Penalty of ignoring them is that while some techniques like decision trees can treat them as separate values, other techniques (regressions) would drop the whole row of data where there is missing, which can result in quite loss of potentially useful information. But, before you devise the best strategy in dealing with them – you need to try to understand what caused them, and that often involves talking to people who have deeper understanding and knowledge of specific data and its origination.
Here is an example: in my customer database have missing values for variable “age” and upon closer look it become obvious that when my customers are corporates and not the individual customers with date of birth – and so I would end up with missing value. In this case - none of the usual strategies for missing values imputations are applicable! I call this type of missings “proxy missing values". They are mere invisible label for some larger overriding reason of how they come about.
Similar kind of missing values you get for behavioural or transactional information when you add existing and new customer together. New customers have no historical behavioural and transactions and therefore values are missing.
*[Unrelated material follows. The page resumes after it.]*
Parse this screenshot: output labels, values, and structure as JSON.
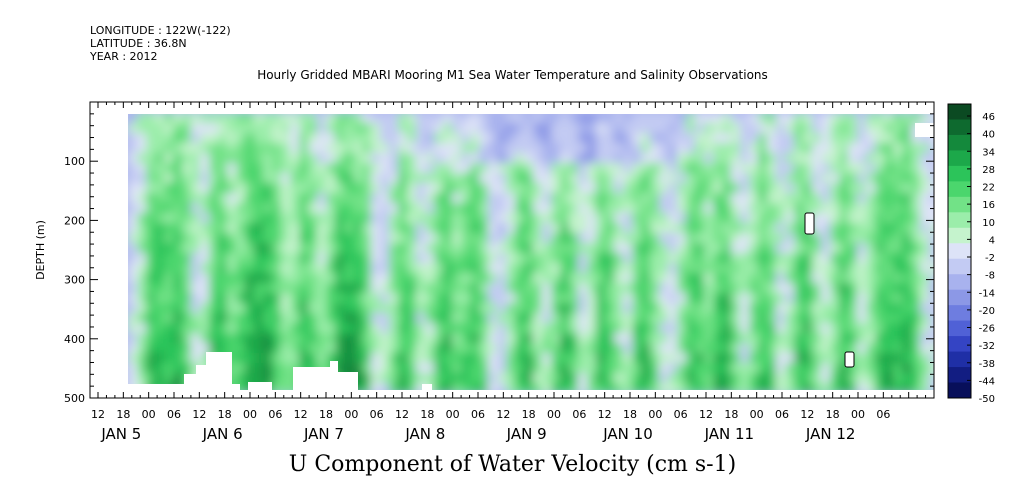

Therefore, you solve problem of missings in this case - by analysing new and existing customer separately.
Another exclusion from considering any “genuine” missing values imputation strategy is you have product “a”, “b” and “c”, and customer has asked for product that company never had before – product “z”, which is “out of range problem” and record was left empty and outcome was missing value.
I only use imputation strategies such as mean, median, predictive imputation methods, distribution-based methods, and others – for values that are in existence in population, but they just were not captured in data record for whatever reason. This is what I call “genuine” missing values. Records where there are other types of missings whose existence could not happen in population for any logical and explainable reason – I exclude these records and analyse them separately.